Revenue and profit from the crop protection business have been under pressure too, declining about 5% in the March quarter
Shares of Godrej Agrovet have been under pressure in the past year and have corrected by about 28%
It’s not just humans who feel the pinch of rising food prices. The animal feed market is also going through a challenging environment. And Godrej Agrovet Ltd, a leading animal food company, is facing stress in margins due to rising animal feed input costs.
While there has been a decent growth in volumes, margins have been steadily contracting. Volumes rose 10% in the March quarter due to demand in the broiler feed segment.
However, overall Ebitda (earnings before interest, tax, depreciation and amortization) margins have come at just about 5.6% in the March quarter. In fact, rising input costs have been a bane for some time now for the company. Consider this, Ebitda margin stood at 9.4% in the first quarter of FY19.
Not surprisingly, shares of Godrej Agrovet have been under pressure in the past year and have corrected by about 28%.

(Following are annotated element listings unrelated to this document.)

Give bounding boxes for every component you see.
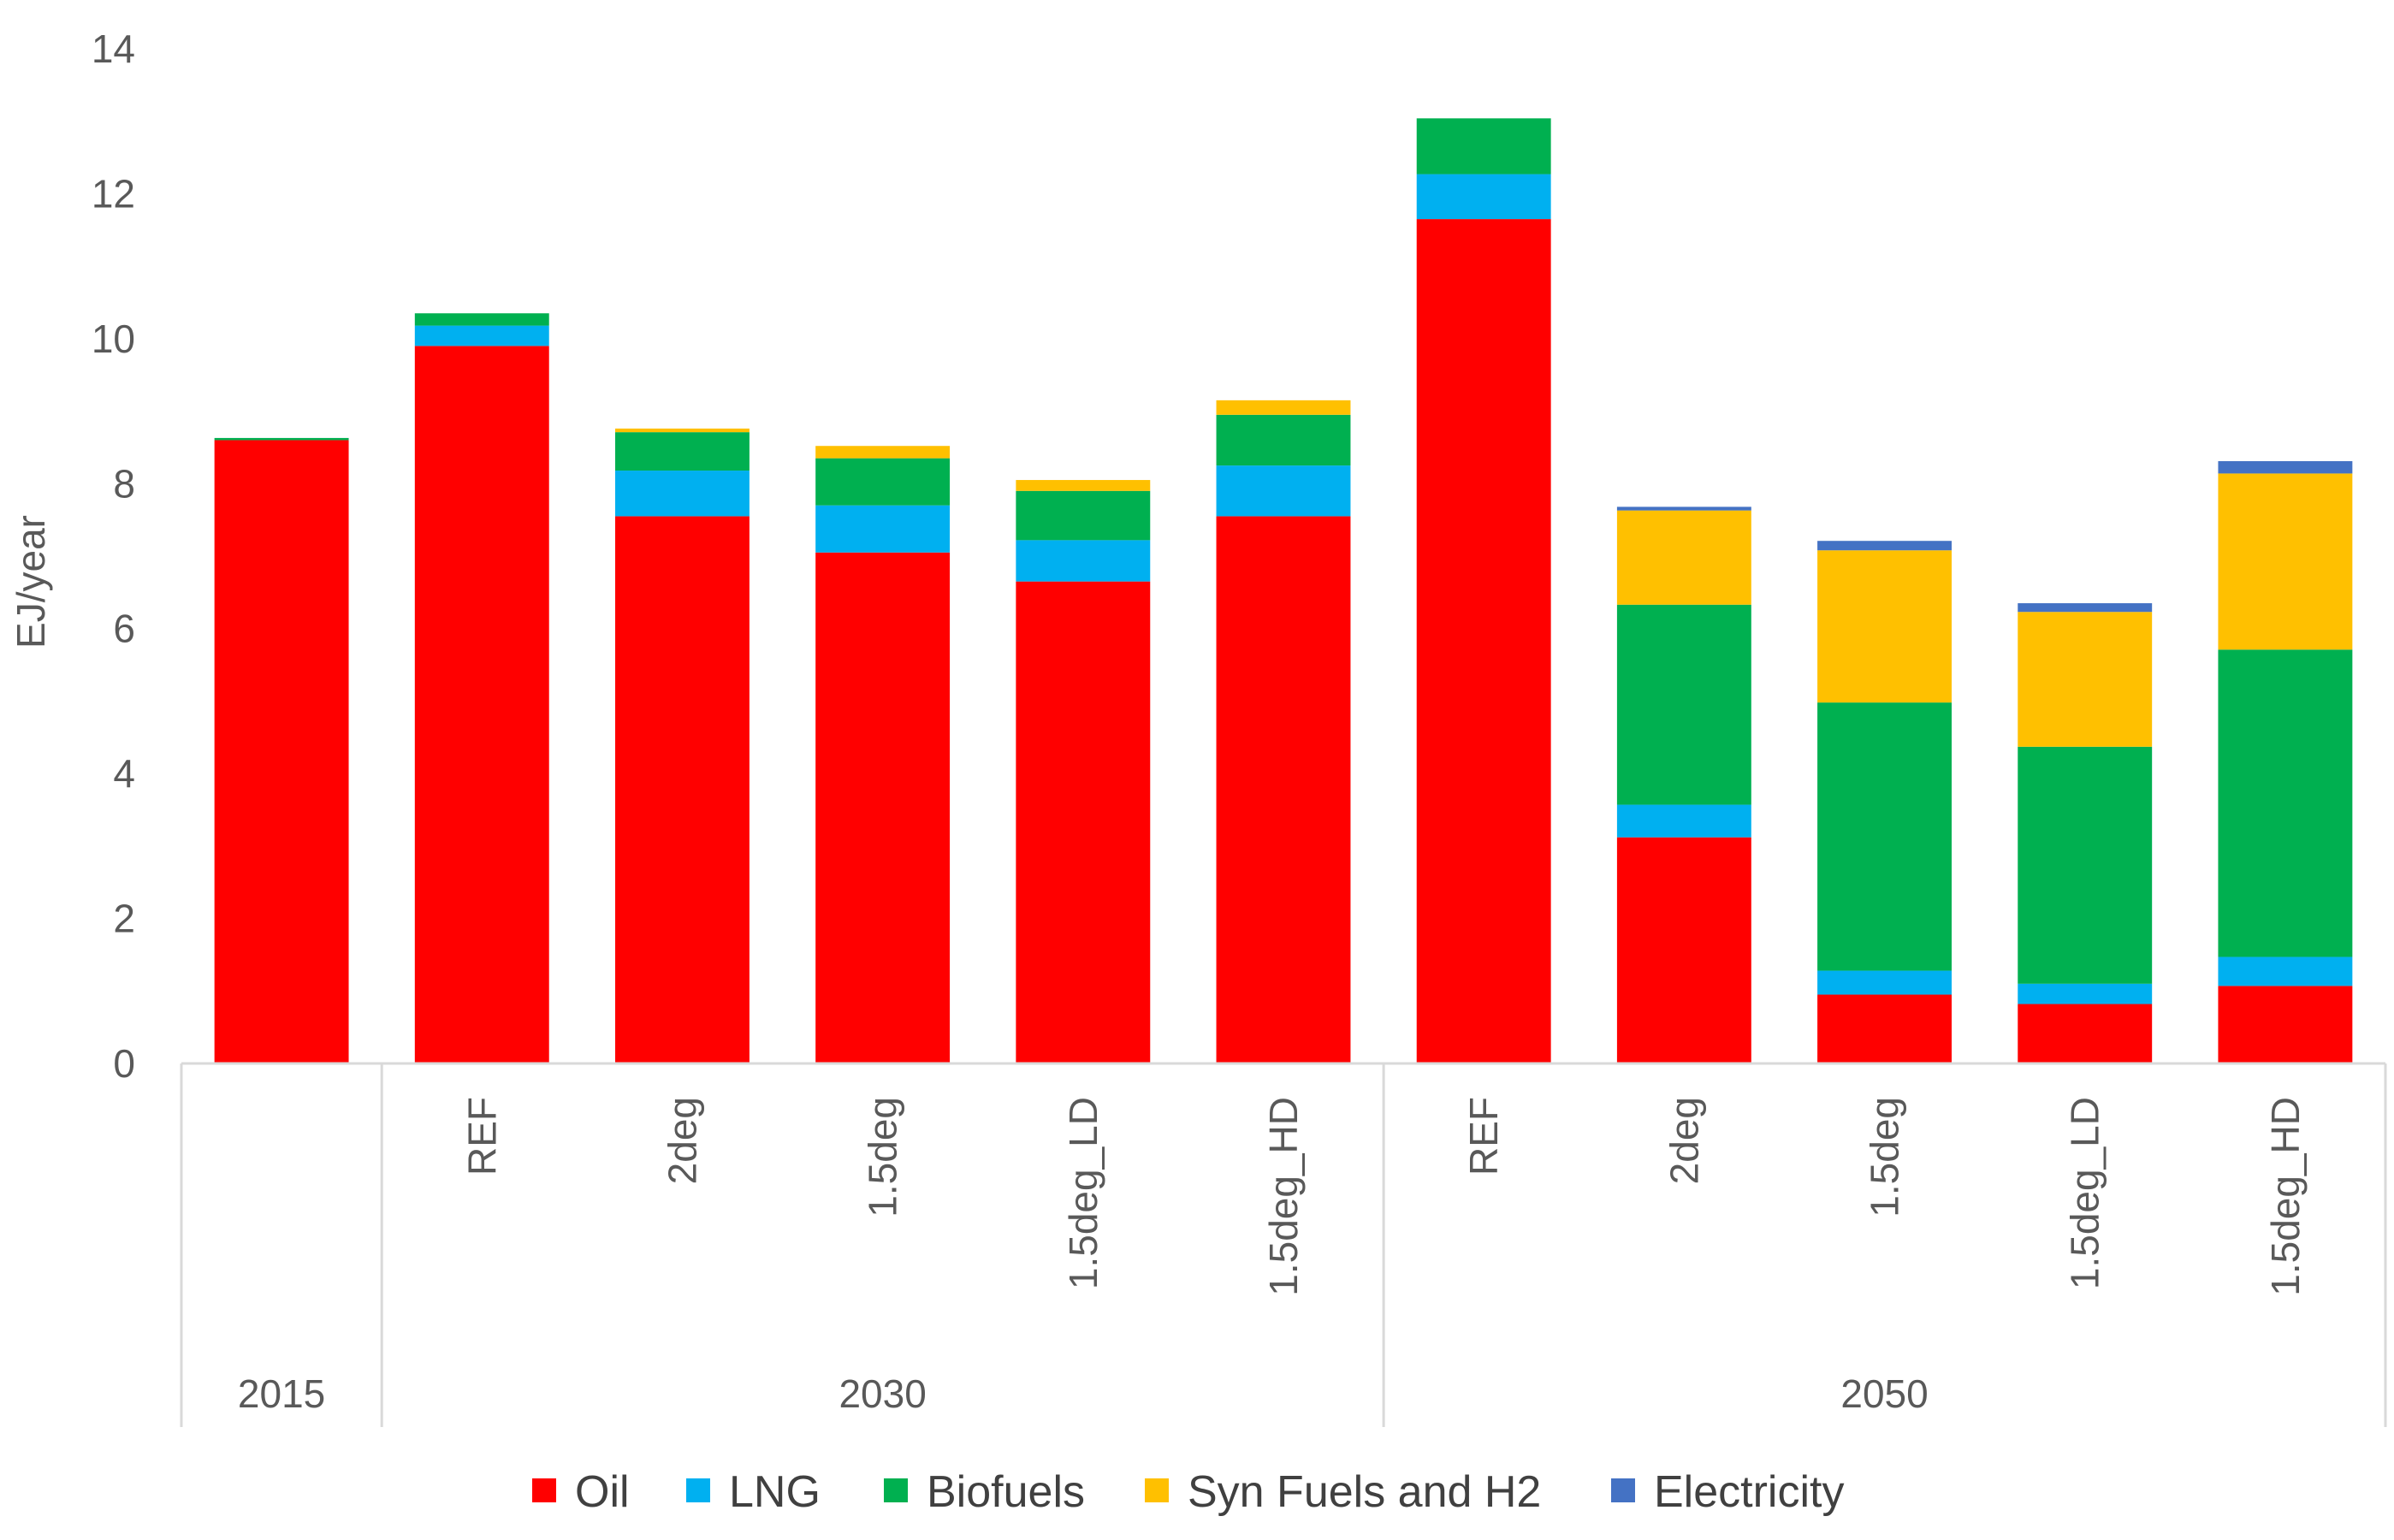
bar-segment-oil bbox=[1016, 581, 1151, 1063]
legend-label: Biofuels bbox=[927, 1467, 1085, 1517]
bar-segment-syn-fuels-and-h2 bbox=[615, 428, 750, 433]
bar-segment-lng bbox=[2218, 957, 2353, 986]
bar-segment-oil bbox=[1216, 516, 1351, 1063]
bar-segment-syn-fuels-and-h2 bbox=[2218, 473, 2353, 650]
x-group-label: 2050 bbox=[1840, 1371, 1928, 1416]
bar-segment-syn-fuels-and-h2 bbox=[1817, 550, 1952, 703]
bar-segment-lng bbox=[1016, 540, 1151, 582]
bar-segment-electricity bbox=[1817, 541, 1952, 551]
legend-swatch bbox=[1145, 1478, 1169, 1502]
legend-swatch bbox=[532, 1478, 556, 1502]
legend-swatch bbox=[686, 1478, 710, 1502]
x-category-label: 1.5deg_LD bbox=[2063, 1097, 2107, 1289]
bar-segment-syn-fuels-and-h2 bbox=[1616, 510, 1751, 605]
bar-segment-lng bbox=[1216, 465, 1351, 517]
bar-segment-biofuels bbox=[2018, 746, 2153, 984]
x-category-label: 2deg bbox=[660, 1097, 704, 1184]
y-tick-label: 0 bbox=[113, 1041, 135, 1086]
bar-segment-oil bbox=[414, 346, 549, 1064]
bar-segment-biofuels bbox=[1416, 118, 1551, 175]
x-group-label: 2015 bbox=[238, 1371, 325, 1416]
bar-segment-oil bbox=[1817, 994, 1952, 1063]
bar-segment-lng bbox=[414, 325, 549, 346]
bar-segment-syn-fuels-and-h2 bbox=[815, 446, 951, 459]
bar-segment-syn-fuels-and-h2 bbox=[2018, 612, 2153, 747]
legend-label: Oil bbox=[575, 1467, 630, 1517]
legend-label: LNG bbox=[729, 1467, 821, 1517]
y-tick-label: 8 bbox=[113, 461, 135, 506]
bar-segment-oil bbox=[1416, 219, 1551, 1064]
bar-segment-biofuels bbox=[214, 437, 349, 441]
y-tick-label: 6 bbox=[113, 607, 135, 651]
legend-swatch bbox=[1611, 1478, 1635, 1502]
x-category-label: 1.5deg_LD bbox=[1061, 1097, 1105, 1289]
bar-segment-electricity bbox=[1616, 506, 1751, 511]
bar-segment-lng bbox=[815, 505, 951, 553]
x-axis: 2015 REF 2deg 1.5deg 1.5deg_LD 1.5deg_HD 2030 R… bbox=[180, 1062, 2387, 1427]
bar-segment-biofuels bbox=[1016, 490, 1151, 541]
y-axis-title: EJ/year bbox=[9, 515, 53, 649]
x-category-label: 1.5deg bbox=[1863, 1097, 1907, 1217]
y-tick-label: 2 bbox=[113, 897, 135, 941]
bar-segment-oil bbox=[1616, 837, 1751, 1063]
bars bbox=[214, 118, 2353, 1064]
bar-segment-lng bbox=[1817, 970, 1952, 995]
x-category-label: REF bbox=[459, 1097, 504, 1176]
bar-segment-lng bbox=[2018, 983, 2153, 1004]
x-group-label: 2030 bbox=[838, 1371, 926, 1416]
bar-segment-biofuels bbox=[815, 458, 951, 506]
y-tick-label: 10 bbox=[92, 317, 135, 361]
bar-segment-oil bbox=[2218, 986, 2353, 1063]
bar-segment-biofuels bbox=[615, 432, 750, 471]
x-category-label: 2deg bbox=[1662, 1097, 1706, 1184]
bar-segment-electricity bbox=[2018, 603, 2153, 613]
bar-segment-oil bbox=[2018, 1004, 2153, 1063]
bar-segment-electricity bbox=[2218, 461, 2353, 474]
y-tick-label: 14 bbox=[92, 27, 135, 71]
legend: Oil LNG Biofuels Syn Fuels and H2 Electricit… bbox=[532, 1467, 1844, 1517]
legend-swatch bbox=[884, 1478, 908, 1502]
x-category-label: 1.5deg_HD bbox=[1261, 1097, 1306, 1296]
bar-segment-syn-fuels-and-h2 bbox=[1216, 400, 1351, 415]
bar-segment-oil bbox=[815, 552, 951, 1063]
y-tick-label: 4 bbox=[113, 751, 135, 796]
bar-segment-lng bbox=[1616, 804, 1751, 838]
x-category-label: REF bbox=[1461, 1097, 1506, 1176]
y-axis: 0 2 4 6 8 10 12 14 bbox=[92, 27, 135, 1086]
bar-segment-biofuels bbox=[2218, 649, 2353, 957]
bar-segment-lng bbox=[615, 471, 750, 517]
bar-segment-biofuels bbox=[1616, 604, 1751, 805]
bar-segment-syn-fuels-and-h2 bbox=[1016, 480, 1151, 491]
x-category-label: 1.5deg bbox=[861, 1097, 905, 1217]
bar-segment-biofuels bbox=[1216, 414, 1351, 466]
bar-segment-biofuels bbox=[1817, 702, 1952, 971]
legend-label: Electricity bbox=[1654, 1467, 1844, 1517]
y-tick-label: 12 bbox=[92, 171, 135, 216]
bar-segment-oil bbox=[615, 516, 750, 1063]
x-category-label: 1.5deg_HD bbox=[2263, 1097, 2308, 1296]
bar-segment-lng bbox=[1416, 174, 1551, 220]
bar-segment-biofuels bbox=[414, 313, 549, 326]
bar-segment-oil bbox=[214, 440, 349, 1063]
legend-label: Syn Fuels and H2 bbox=[1188, 1467, 1541, 1517]
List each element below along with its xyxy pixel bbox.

Revenue and profit from the crop protection business have been under pressure too, declining about 5% in the March quarter. Although smaller in terms of revenue, this segment accounted for 45% of profits in FY19.
The palm oil business, which contributes about 11% to the revenue, also saw its margins shrink.
“Margin recovery remains elusive. Godrej Agrovet ended FY19 on a weak note with overall margins disappointing yet again notwithstanding healthy growth in revenues during Q4 FY19. A recovery in animal-feed margins, albeit comforting, was inadequate to mitigate headwinds in other segments," said Kotak Institutional Equities in a note to clients. The recovery is with reference to a sequential improvement in margins.
In the coming quarters, of course, food input costs are expected to stabilize. Other businesses such as oil extraction could see improvement in yields since the company has added a new sterilization technology which will improve yields.
Still, the agro-industry is moving slowly than before, and that could keep the pressures up. The stock may be hard-pressed to hold up in this market. While the consensus one-year forward price-earnings multiple has shrunk from 40.9 times a year ago to 29.1 times now, it appears quite stiff given that challenges still remain.